We then use the Leaspy.fit method to estimate the group average trajectory:

```
>>> leaspy_logistic.fit(data, fit_settings)
==> Setting seed to 0
|##################################################| 8000/8000 iterations
Fit with `mcmc_saem` took: 6m 57s
The standard deviation of the noise at the end of the fit is:
MMSE: 6.50%
RAVLT: 7.63%
FAQ: 6.67%
FDG PET: 7.87%
```

If we were to plot the measured average progression of the variables - see started example notebook for details - it would look like the following

We can also derive the individual trajectory of each subject. To do this, we use the Leaspy.personalize method, again by providing the proper settings.

```
>>> personalize_settings = AlgorithmSettings('scipy_minimize', seed=0)
>>> individual_parameters = leaspy_logistic.personalize(data, personalize_settings)
==> Setting seed to 0
|##################################################| 200/200 subjects
Personalize with `scipy_minimize` took: 9s
The standard deviation of the noise at the end of the personalize is:
MMSE: 6.32%
RAVLT: 7.27%
FAQ: 6.29%
FDG PET: 7.49%
```

Plotting the input participant data against its personalization would give the following - see started example notebook for details.

## Using my own data

### Data format

Leaspy uses its own data container. To use it properly, you need to provide a csv file or a pandas.DataFrame in the right format. Let’s have a look at the data used in the previous example:

```
>>> print(alzheimer_df.head())
MMSE RAVLT FAQ FDG PET
ID TIME
GS-001 73.973183 0.111998 0.510524 0.178827 0.454605
74.573181 0.029991 0.749223 0.181327 0.450064
75.173180 0.121922 0.779680 0.026179 0.662006
75.773186 0.092102 0.649391 0.156153 0.585949
75.973183 0.203874 0.612311 0.320484 0.634809
```

You **MUST** have ID and TIME, either in index or in the columns. The other
columns must be the observed variables (also named *features* or *endpoints*).
In this fashion, you have one column per *feature* and one line per *visit*.

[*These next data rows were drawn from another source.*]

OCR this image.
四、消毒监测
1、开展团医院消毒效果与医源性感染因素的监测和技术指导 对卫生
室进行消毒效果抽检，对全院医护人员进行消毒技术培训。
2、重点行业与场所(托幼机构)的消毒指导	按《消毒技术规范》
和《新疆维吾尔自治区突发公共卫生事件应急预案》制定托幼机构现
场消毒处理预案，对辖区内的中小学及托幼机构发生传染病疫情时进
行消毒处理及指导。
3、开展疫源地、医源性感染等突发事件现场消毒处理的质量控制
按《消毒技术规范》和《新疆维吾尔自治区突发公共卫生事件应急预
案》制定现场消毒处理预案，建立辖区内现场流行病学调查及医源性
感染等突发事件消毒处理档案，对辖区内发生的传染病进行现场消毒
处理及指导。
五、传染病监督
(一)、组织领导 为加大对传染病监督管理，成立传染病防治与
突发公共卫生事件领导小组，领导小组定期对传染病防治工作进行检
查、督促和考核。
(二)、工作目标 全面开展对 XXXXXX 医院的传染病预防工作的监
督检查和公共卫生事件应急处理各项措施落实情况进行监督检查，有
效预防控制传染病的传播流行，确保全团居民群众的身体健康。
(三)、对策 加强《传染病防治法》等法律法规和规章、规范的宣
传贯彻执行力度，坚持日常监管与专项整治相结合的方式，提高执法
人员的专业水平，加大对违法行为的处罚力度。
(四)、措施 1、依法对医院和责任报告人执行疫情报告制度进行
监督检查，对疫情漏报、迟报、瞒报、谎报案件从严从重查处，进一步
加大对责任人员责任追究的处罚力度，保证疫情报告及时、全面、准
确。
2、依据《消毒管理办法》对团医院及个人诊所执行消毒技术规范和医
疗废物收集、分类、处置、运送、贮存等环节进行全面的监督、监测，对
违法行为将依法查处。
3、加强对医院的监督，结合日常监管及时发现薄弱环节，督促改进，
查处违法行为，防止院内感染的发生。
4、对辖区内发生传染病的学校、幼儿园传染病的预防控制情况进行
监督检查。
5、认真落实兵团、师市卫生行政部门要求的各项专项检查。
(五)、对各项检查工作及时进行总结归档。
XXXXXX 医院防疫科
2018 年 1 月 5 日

### Data scale & constraints

Leaspy uses *linear* and *logistic* models. The features **MUST** be increasing
with time. For the *logistic* model, you need to rescale your data between 0 and 1.

### Missing data

Leaspy automatically handles missing data as long as they are encoded as `nan`

in your pandas.DataFrame, or as empty values in your csv file.

## Going further

You can check the User guide and the full API documentation. You can also dive into the started example of the Leaspy repository. The Disease Progression Modelling website also hosts a mathematical introduction and tutorials for Leaspy.